International Conference on Computer Vision (ICCV), 2021
Weijia Li1,2,*     Lingxuan Meng2,3,*     Jinwang Wang2,4     Conghui He2     Gui-song Xia4     Dahua Lin1,5    
1The Chinese University of Hong Kong   2Sensetime Research   3University of Electronic Science and Technology of China   4Wuhan University   5Shanghai AI Laboratory

3D building reconstruction from monocular remote sensing imagery is an important research problem and an economic solution to large-scale city modeling, compared with reconstruction from LiDAR data and multi-view imagery. However, several challenges such as the partial invisibility of building footprints and facades, the serious shadow effect, and the extreme variance of building height in large-scale areas, have restricted the existing monocular image based building reconstruction studies to certain application scenes, i.e., modeling simple low-rise buildings from near-nadir images.

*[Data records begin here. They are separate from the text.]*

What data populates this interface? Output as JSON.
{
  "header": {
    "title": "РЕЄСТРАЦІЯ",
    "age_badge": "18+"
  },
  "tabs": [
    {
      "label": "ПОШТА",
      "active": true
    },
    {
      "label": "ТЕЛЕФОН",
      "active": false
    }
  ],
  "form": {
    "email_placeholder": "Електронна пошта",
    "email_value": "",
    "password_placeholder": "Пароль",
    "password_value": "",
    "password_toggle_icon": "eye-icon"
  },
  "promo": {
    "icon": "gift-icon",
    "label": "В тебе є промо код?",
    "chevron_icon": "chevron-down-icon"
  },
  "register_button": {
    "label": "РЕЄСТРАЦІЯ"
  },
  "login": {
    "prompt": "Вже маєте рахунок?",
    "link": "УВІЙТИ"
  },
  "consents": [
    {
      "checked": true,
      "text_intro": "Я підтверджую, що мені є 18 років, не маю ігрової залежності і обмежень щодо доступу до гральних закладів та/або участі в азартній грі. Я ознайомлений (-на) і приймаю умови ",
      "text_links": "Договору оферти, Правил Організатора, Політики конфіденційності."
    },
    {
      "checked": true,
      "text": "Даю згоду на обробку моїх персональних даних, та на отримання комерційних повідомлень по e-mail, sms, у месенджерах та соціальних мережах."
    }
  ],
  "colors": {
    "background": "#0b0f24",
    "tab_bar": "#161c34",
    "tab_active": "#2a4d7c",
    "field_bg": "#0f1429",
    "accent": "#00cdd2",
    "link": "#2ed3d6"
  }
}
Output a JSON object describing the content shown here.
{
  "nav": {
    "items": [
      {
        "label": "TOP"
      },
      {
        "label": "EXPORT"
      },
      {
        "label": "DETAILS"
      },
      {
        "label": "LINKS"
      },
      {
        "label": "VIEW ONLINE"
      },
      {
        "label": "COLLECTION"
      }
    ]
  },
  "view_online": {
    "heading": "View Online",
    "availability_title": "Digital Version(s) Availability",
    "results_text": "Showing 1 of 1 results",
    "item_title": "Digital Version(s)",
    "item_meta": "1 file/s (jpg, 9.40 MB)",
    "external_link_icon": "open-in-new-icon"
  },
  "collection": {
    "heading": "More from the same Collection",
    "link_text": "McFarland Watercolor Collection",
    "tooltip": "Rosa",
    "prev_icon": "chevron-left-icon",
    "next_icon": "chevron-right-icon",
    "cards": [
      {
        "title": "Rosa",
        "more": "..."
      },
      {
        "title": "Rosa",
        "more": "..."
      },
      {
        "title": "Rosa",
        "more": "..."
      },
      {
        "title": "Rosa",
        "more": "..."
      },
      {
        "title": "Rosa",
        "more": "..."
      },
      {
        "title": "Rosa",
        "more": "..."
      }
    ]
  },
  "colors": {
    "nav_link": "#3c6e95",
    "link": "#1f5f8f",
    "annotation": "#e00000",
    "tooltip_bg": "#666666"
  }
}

In this study, we propose a novel 3D building reconstruction method for monocular remote sensing images, which tackles the above difficulties, thus providing an appealing solution for more complicated scenarios. We design a multi-task building reconstruction network, named MTBR-Net, to learn the geometric property of oblique images, the key components of a 3D building model and their relations via four semantic-related and three offset-related tasks. The network outputs are further integrated by a prior knowledge based 3D model optimization method to produce the the final 3D building models. Results on a public 3D reconstruction dataset and a novel released dataset demonstrate that our proposed method improves the height estimation performance by over 40% and the segmentation F1-score by 2% - 4% compared with current state-of-the-art.